Labour's current policies are a continuation of Blair's pro-capitalist agenda. This is expressed in terms of policy; witness Miliband's completely pro-capitalist assault on the trade unions at the TUC. It is reflected also in the internal organisation and character of the Labour Party which is fundamentally different from what existed in the past.
The old Labour Party, of which we were a significant force (through Militant - now the Socialist Party), involved the participation of the working class and the trade unions. It was a 'bourgeois workers' party' - with a pro-capitalist leadership at the top but a base among workers below. But it was also very open and democratic, and the leadership was forced to take account of the rank-and-file and its views.
Those who seek to argue that 'nothing has fundamentally changed' in the character of the Labour Party are mistaken. Compare the present situation in the Labour Party to the 1960s.
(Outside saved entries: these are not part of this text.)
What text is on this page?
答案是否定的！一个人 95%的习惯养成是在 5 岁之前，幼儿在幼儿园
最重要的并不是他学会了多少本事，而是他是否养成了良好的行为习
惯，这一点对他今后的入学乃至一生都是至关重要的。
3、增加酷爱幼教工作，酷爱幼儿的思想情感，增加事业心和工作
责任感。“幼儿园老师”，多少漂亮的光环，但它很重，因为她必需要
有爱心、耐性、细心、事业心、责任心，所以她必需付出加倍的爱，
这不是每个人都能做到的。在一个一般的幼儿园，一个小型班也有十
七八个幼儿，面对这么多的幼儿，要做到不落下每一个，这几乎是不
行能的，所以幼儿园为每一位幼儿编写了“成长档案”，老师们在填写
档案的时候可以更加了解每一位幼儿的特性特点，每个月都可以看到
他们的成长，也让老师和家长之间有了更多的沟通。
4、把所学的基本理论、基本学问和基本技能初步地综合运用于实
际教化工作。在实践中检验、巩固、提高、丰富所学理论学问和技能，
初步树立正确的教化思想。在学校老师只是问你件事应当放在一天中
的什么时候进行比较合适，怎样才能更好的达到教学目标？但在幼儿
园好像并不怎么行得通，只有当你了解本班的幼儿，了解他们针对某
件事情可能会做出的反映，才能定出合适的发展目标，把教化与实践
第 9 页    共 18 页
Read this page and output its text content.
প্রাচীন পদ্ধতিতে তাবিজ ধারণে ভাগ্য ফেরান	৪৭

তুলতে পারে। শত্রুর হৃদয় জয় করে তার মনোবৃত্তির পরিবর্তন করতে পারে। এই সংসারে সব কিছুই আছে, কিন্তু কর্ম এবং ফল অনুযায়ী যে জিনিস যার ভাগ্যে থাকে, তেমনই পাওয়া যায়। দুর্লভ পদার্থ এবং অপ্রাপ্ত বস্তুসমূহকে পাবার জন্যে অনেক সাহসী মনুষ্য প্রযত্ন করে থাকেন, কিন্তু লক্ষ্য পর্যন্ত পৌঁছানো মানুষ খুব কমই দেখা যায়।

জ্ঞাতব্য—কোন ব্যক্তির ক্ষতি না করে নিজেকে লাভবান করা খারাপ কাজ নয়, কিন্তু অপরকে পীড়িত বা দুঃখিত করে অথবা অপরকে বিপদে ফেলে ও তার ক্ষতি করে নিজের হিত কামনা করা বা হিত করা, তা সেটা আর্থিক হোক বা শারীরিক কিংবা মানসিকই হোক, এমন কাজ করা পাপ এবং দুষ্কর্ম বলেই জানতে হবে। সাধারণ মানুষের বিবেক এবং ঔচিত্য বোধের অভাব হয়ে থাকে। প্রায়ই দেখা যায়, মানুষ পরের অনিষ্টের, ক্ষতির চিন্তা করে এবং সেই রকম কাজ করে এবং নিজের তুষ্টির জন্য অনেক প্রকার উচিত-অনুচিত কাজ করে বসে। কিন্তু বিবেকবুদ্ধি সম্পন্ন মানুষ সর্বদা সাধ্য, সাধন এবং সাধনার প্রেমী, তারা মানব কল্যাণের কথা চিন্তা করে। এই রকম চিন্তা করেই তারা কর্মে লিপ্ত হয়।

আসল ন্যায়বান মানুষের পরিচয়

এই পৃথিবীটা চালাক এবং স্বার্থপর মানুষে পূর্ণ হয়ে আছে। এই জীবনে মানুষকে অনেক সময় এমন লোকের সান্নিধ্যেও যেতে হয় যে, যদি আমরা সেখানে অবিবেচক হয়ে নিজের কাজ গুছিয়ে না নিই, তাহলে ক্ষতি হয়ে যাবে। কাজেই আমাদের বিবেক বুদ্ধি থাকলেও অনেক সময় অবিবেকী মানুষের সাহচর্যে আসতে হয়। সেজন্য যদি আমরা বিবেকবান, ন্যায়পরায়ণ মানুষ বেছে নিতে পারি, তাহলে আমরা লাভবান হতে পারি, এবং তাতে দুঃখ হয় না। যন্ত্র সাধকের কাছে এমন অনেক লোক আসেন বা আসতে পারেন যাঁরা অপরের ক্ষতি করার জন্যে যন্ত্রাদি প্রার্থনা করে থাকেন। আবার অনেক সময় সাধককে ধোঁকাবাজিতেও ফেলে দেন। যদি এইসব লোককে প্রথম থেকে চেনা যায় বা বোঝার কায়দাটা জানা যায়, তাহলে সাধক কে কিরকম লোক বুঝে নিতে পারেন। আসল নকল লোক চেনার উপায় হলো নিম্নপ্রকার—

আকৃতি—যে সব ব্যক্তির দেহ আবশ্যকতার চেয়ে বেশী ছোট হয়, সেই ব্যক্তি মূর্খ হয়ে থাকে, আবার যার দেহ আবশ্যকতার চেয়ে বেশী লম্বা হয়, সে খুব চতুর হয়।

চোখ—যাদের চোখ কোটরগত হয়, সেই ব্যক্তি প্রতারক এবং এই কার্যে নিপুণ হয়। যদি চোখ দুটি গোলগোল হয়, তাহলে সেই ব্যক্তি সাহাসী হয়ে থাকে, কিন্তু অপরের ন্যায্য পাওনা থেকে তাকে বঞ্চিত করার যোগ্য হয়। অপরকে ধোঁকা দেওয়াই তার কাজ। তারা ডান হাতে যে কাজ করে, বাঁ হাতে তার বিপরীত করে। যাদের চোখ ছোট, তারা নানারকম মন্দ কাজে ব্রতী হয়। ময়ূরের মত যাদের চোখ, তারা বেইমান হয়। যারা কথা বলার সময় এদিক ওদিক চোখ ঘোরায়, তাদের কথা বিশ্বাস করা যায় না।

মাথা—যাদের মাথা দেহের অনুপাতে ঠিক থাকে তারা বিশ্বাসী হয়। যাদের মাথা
Harold Wilson, supported by Barbara Castle the Labour minister at the time, tried to push through anti-union legislation.
This was massively opposed by the rank-and-file of the party and the majority of the National Executive Committee. If Wilson had not retreated he would have been compelled to resign. Neither could he militarily support US imperialism on the Vietnam War- despite the urgings of the then US President Johnson - for the same reason.
Tony Blair, however, got the support of Labour's conference delegates - who in the past were solidly to the left of the leadership - for the obscene and criminal Iraq war.
Some object that to describe New Labour as 'capitalist' is an 'exaggeration', because workers are still voting Labour. This, it is argued, indicates that Labour - 'warts and all' - is 'different' from the other two capitalist parties.
Yes, Labour is 'different', in the same way as the Democratic Party in the US differs from the right-wing Republican Party. The Democrats are more 'liberal' but are still a pronounced capitalist party.
So also was the Liberal Party in the 19th century and the early part of the 20th century. Sections of the working class and the trade unions in Britain saw it as an alternative until mighty events - the decline of British imperialism and its inability to continue to grant concessions to the working class - undermined this. This prepared the way for the rise of the Labour Party itself as a mass political expression of the trade unions.
Those who furnished the mass basis for the Labour Party were the sons and daughters of workers who previously voted Liberal. This will happen with the building of a new party. Those who have voted Labour and still do can be won to a new mass workers' party.
Even to those who hope that Labour can be changed, we pose the questions: 'What do we do now in the political and electoral arenas? How does the labour movement exert pressure on Labour in order to defeat and change its present craven capitulation to big business, which is disheartening its former and present supporters? By propaganda or vague hopes for the future alone? The bureaucratic caste which dominates Labour is totally impervious to this.
So i would suggest all that are serious about a new workers party should suggest that any new workers party in the future which i'm confident will happen should not include the name labour as it has been shamefully wrecked by the current party which claims to stand for working people but clearly does not.